I don't like all the comma splicing. And the way he keeps saying "and all" and "Anyway" and "old" behind everything. The entire book is written in colloquial language, as if Holden were talking directly to me. I found it a bit anything, with all the repetition and rambling. I was confused for the greatest time at what the point of this whole book was, and whether or not a plot actually existed.

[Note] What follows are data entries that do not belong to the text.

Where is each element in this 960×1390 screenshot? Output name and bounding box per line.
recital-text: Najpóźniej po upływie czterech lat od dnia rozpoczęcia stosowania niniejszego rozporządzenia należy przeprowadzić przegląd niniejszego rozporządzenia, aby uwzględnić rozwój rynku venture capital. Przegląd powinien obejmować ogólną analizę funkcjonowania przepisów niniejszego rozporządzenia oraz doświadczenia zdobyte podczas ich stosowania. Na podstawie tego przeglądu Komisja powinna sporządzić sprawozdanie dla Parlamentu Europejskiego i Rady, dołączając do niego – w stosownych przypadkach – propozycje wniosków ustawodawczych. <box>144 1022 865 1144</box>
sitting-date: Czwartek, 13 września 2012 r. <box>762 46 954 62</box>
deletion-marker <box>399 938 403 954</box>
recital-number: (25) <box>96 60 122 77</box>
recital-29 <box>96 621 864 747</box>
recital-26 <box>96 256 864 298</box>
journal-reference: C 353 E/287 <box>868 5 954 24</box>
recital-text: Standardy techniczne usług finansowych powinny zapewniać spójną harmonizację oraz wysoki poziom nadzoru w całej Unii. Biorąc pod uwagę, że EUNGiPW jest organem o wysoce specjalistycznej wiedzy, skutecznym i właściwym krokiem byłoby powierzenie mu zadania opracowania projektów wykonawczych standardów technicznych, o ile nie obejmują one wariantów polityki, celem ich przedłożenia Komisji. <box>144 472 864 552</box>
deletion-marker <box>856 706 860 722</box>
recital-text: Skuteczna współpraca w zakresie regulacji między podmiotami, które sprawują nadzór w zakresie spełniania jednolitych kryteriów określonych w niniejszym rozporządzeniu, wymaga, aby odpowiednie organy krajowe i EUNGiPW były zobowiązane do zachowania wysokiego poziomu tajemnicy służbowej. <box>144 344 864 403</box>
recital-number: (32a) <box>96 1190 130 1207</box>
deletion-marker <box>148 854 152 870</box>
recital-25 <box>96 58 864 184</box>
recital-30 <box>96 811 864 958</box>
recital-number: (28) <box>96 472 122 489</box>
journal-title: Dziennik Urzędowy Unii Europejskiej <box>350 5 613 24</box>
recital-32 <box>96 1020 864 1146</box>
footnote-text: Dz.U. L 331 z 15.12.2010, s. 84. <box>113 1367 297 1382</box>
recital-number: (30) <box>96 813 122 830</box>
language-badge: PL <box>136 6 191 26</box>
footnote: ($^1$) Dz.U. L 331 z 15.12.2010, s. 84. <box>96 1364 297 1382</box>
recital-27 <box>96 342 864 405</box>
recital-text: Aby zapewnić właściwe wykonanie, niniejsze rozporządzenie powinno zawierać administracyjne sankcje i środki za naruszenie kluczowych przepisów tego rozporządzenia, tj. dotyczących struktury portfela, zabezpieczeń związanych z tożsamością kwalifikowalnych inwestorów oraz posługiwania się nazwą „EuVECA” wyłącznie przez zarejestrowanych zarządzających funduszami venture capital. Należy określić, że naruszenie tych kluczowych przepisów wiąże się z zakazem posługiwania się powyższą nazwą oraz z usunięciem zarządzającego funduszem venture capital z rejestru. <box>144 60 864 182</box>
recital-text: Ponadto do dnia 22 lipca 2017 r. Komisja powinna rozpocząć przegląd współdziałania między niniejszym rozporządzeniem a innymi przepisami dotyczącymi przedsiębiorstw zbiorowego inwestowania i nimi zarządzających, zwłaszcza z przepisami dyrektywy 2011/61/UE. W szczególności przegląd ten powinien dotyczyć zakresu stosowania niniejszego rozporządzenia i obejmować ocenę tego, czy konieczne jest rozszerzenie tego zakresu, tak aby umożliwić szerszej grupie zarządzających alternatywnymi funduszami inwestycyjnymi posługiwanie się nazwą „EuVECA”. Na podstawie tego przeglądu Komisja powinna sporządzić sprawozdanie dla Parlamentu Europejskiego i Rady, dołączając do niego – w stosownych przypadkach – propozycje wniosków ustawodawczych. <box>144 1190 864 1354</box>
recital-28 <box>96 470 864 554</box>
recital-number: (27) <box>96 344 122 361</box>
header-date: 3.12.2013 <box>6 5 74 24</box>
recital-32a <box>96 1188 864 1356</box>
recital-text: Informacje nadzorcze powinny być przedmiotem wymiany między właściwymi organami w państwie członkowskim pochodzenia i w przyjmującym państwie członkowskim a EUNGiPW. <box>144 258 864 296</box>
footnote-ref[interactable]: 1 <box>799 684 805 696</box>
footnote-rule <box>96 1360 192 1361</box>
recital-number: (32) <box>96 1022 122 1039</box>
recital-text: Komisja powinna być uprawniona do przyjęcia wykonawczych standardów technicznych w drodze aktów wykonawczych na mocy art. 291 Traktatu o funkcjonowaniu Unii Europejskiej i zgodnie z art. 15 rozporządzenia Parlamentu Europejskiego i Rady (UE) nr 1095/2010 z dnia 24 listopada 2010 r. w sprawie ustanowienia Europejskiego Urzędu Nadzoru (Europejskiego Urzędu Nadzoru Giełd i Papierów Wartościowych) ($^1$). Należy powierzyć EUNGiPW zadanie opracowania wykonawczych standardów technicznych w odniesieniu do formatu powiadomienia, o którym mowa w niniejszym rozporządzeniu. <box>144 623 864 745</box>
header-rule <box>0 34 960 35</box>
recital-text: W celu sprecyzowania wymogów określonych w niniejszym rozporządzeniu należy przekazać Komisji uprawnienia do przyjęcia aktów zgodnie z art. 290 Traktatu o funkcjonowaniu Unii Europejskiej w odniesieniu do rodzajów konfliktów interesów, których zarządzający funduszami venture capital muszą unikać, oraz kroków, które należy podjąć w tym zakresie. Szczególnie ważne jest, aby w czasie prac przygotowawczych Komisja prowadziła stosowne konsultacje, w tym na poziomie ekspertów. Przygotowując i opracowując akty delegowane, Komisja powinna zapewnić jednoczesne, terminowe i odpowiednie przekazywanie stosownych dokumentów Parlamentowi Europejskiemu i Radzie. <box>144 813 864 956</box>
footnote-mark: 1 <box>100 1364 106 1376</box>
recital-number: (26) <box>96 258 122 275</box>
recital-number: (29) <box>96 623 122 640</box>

The story begins in Pencey Prep, a very "preppy" school that Holden absolutely loathes. He's been expelled for poor grades and his parents are completely unaware of this. They just expect him to be home for break on Wednesday, but Holden can't wait until then. So he gathers up his vast amount of money and leaves the dorms early on a trip through New York. Holden is really the only ever-present character. He has no "side-kicks" or foils or anybody to keep him company. He simply walks around and complains. Holden reminds me of a condescending, aloof Frenchman that observes the world for far-away eyes. To me, Holden felt detached, thus my early note that the book appeared to me to be written in the third person, not the first.

The actual story itself I did not enjoy. I don't know what else to "review" in this review, so I'll keep it brief. As a standard "classic" that almost every high-school student must read for school, my recommendation of "Don't read this for pleasure, it's worthless" will go to waste.  If you haven't read this already, and you have the choice to, don't read this. It's not worth your time.